23 Данный миф лучше, чем любой другой, иллюстрирует природу коллективного бессознательного. На этом уровне мать одновременно стара и молода, она – и Деметра, и Персефона, а сын – супруг и спящий младенец, слитые воедино. Несовершенства реальной жизни с ее трудностями адаптации и многочисленными разочарованиями, разумеется, не могут соперничать с подобным состоянием неописуемой полноты и удовлетворения.

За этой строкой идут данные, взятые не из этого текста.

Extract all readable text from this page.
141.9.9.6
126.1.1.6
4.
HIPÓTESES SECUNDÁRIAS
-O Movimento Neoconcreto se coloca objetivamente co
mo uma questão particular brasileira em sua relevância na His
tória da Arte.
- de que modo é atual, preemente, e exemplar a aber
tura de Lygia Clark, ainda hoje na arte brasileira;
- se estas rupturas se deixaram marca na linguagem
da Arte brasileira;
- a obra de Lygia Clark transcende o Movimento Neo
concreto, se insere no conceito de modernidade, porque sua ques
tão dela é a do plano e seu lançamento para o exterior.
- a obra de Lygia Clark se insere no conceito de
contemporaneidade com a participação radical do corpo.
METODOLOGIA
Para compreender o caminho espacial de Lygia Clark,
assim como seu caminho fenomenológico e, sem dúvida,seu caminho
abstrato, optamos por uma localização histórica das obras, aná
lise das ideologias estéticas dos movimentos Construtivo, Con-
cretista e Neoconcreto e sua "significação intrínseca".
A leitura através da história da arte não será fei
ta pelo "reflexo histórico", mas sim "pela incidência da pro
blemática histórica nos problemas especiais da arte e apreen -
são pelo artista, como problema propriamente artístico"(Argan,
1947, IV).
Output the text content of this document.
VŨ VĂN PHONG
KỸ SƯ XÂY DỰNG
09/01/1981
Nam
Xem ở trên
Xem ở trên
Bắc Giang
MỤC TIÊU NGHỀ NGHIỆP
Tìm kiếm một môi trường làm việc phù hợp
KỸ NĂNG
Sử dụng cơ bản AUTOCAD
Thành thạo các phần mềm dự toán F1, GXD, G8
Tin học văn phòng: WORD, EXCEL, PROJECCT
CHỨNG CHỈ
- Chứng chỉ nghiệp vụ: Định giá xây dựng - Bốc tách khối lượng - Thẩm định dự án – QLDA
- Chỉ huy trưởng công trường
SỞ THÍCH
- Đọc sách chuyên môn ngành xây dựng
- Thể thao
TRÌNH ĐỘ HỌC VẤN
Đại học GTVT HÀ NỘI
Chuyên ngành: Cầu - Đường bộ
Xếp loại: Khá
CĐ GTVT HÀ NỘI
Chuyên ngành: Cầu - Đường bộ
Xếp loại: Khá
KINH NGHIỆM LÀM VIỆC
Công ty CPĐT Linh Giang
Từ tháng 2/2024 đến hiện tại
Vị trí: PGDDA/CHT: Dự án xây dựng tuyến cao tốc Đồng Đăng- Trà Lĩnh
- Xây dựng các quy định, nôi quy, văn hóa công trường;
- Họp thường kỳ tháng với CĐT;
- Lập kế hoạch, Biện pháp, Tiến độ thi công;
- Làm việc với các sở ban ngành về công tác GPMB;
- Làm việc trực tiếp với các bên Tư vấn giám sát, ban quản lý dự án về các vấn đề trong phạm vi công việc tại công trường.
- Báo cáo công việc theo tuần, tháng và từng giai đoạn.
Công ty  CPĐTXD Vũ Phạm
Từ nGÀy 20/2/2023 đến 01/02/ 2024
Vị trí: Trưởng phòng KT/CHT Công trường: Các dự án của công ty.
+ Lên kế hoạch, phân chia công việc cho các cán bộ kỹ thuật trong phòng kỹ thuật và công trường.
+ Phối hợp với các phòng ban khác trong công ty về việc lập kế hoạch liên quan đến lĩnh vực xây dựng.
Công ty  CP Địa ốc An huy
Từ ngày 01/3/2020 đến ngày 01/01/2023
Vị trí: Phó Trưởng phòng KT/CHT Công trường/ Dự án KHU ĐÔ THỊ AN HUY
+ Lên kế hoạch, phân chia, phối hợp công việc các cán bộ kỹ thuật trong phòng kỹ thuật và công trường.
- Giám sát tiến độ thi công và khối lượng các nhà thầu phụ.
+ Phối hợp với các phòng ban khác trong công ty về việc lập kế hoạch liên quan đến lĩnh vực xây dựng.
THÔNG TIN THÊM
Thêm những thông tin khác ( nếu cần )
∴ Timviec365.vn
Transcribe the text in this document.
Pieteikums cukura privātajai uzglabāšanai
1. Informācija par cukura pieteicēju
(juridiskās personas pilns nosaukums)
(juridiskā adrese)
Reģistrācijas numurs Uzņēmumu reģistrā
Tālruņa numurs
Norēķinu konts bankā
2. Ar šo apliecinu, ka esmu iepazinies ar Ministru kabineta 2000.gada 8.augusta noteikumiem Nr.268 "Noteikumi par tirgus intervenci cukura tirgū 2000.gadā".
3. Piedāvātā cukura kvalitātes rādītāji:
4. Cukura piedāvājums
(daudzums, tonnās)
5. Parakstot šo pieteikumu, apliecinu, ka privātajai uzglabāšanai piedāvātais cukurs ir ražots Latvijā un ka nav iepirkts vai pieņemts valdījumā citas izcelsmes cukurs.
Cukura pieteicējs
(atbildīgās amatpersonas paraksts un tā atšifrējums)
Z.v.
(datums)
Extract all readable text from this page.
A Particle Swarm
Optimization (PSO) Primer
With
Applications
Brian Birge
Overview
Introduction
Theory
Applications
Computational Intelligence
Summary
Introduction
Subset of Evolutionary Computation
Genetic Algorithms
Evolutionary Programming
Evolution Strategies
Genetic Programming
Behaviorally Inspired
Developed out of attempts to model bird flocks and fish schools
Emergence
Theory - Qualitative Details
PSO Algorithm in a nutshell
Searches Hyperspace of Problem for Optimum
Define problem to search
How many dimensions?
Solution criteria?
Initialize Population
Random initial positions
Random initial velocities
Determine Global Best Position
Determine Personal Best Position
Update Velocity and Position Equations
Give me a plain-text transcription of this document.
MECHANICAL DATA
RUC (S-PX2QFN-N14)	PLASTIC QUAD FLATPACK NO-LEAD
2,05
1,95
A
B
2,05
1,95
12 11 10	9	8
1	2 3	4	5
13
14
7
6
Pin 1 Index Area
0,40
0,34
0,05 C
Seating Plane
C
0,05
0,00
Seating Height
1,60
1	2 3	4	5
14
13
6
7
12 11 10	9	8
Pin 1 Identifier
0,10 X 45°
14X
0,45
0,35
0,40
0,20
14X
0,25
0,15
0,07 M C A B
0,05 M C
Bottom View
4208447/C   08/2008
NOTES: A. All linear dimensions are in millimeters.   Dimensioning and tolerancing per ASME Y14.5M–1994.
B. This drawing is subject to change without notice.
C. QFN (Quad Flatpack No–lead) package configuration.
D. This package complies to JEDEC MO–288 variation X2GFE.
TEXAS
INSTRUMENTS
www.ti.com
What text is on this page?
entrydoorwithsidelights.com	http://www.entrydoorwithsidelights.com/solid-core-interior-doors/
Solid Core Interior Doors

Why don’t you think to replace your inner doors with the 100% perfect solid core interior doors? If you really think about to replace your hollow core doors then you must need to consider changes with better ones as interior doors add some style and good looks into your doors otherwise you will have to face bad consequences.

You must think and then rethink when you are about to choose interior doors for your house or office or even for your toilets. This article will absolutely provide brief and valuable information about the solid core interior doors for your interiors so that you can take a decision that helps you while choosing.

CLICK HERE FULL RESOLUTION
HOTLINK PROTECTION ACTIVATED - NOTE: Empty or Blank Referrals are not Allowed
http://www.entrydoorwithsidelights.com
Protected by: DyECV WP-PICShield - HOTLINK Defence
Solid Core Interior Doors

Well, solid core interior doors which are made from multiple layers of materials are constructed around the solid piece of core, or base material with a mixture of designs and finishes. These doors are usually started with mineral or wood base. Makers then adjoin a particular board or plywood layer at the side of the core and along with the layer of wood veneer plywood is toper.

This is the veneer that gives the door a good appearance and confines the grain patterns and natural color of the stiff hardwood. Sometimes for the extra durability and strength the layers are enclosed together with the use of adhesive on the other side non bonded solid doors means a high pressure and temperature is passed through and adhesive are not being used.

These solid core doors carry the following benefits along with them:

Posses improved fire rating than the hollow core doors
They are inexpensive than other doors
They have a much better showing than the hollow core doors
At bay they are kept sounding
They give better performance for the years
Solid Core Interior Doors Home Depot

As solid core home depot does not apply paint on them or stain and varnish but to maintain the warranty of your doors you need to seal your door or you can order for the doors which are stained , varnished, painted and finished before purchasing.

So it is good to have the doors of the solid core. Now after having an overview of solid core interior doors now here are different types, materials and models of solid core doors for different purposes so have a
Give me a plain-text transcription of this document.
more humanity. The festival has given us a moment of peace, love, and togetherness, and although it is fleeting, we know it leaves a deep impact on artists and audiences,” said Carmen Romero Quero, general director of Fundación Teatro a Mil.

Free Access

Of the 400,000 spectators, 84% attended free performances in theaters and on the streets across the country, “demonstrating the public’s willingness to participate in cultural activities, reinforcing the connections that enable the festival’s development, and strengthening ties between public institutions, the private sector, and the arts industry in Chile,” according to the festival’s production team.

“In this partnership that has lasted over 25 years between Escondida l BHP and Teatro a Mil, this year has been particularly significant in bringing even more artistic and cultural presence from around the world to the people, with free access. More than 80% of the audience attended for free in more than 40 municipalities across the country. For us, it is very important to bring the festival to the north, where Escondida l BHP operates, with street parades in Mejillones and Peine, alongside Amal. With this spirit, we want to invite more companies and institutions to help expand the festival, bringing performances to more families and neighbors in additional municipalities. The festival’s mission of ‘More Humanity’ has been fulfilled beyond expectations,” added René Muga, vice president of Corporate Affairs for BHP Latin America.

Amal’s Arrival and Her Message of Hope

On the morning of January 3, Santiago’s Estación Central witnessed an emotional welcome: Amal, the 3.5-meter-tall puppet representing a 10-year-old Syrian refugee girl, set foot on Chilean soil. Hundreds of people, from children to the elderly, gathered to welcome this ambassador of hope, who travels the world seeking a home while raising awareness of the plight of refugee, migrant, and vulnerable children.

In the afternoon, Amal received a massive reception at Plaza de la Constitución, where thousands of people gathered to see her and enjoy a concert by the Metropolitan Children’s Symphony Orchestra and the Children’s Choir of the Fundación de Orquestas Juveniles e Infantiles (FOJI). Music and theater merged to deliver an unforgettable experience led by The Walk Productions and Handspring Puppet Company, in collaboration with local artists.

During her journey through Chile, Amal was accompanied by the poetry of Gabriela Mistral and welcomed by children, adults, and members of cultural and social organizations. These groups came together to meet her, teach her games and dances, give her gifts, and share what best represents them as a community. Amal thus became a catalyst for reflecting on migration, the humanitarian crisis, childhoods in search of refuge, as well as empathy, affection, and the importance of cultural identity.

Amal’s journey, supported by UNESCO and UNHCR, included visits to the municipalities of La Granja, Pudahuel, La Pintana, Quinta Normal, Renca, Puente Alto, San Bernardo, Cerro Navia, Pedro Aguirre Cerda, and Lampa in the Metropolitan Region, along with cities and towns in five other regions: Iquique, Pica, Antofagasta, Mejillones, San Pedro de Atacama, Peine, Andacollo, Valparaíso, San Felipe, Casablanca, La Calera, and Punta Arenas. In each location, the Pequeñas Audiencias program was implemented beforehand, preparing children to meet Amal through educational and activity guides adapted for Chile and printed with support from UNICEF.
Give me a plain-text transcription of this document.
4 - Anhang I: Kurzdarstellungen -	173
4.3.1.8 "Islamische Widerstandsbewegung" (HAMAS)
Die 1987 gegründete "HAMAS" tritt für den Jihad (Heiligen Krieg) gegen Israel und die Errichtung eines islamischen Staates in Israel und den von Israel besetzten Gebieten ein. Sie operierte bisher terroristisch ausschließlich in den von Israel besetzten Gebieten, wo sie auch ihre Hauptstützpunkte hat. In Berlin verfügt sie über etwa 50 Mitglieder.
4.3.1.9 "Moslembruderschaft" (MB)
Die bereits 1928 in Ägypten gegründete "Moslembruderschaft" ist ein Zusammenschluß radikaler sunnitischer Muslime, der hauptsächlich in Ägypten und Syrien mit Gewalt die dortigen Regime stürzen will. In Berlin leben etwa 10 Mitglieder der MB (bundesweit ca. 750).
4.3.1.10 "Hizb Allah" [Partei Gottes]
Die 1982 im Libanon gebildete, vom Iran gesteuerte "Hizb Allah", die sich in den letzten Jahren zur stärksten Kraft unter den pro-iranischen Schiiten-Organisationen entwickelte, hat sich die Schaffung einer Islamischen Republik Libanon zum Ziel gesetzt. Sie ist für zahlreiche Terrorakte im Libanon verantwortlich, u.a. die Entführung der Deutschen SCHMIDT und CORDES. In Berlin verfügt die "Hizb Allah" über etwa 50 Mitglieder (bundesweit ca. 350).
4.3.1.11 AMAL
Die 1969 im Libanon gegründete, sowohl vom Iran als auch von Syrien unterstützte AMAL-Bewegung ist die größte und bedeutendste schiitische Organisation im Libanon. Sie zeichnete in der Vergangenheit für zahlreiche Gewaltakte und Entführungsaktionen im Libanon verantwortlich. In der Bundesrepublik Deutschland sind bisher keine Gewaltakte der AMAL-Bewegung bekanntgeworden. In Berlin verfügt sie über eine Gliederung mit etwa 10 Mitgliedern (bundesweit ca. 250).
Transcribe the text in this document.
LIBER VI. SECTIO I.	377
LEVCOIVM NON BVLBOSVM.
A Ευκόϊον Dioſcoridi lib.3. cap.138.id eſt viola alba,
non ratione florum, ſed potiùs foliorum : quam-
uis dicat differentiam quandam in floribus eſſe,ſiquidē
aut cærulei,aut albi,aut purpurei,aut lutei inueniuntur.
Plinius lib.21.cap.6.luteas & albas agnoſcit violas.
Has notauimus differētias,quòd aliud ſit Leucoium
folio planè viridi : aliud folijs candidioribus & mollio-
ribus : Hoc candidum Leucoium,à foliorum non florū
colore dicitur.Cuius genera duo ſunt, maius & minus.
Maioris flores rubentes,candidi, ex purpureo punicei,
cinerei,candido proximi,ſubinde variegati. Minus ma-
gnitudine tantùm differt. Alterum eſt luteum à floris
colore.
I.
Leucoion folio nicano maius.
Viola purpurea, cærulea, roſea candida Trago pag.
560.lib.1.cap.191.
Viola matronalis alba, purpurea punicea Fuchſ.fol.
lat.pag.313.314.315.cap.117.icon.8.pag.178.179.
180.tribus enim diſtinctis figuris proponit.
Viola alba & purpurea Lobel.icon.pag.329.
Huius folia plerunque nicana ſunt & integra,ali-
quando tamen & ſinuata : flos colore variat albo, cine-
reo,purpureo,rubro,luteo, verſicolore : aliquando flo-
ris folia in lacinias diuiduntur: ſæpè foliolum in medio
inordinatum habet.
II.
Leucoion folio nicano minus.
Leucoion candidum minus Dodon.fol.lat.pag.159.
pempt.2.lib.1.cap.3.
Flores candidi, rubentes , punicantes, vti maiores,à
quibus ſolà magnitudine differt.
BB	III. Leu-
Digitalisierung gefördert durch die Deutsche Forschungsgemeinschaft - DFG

24 В случае сына фактор, порождающий проекции, идентичен материнскому имаго, который, следовательно, воспринимается как реальная мать. Проекция может быть устранена лишь тогда, когда сын увидит, что в царстве его психики присутствует образ не только матери, но и дочери, сестры, возлюбленной, небесной богини и хтонической Баубо. Каждая мать и каждая возлюбленная вынуждены становиться носителем и воплощением этого вездесущего и вечного образа, который соответствует глубинной реальности в мужчине. Данный губительный образ Женщины принадлежит ему; она представляет собой ту верность, от которой, в интересах жизни, он иногда должен отказаться; она – столь необходимая компенсация за риски, трудности и жертвы, кои неизменно завершаются разочарованием; она – утешение за всю горечь жизни. В то же время она – великая фокусница и соблазнительница, которая вовлекает его в жизнь, причем не только в ее разумные и полезные аспекты, но и в ее пугающие парадоксы и двусмысленности, где добро и зло, успех и крах, надежда и отчаяние уравновешивают друг друга. Поскольку она представляет для мужчины величайшую опасность, то и требует от него наибольшего, на что он способен; и, если оно в нем есть, она это получит.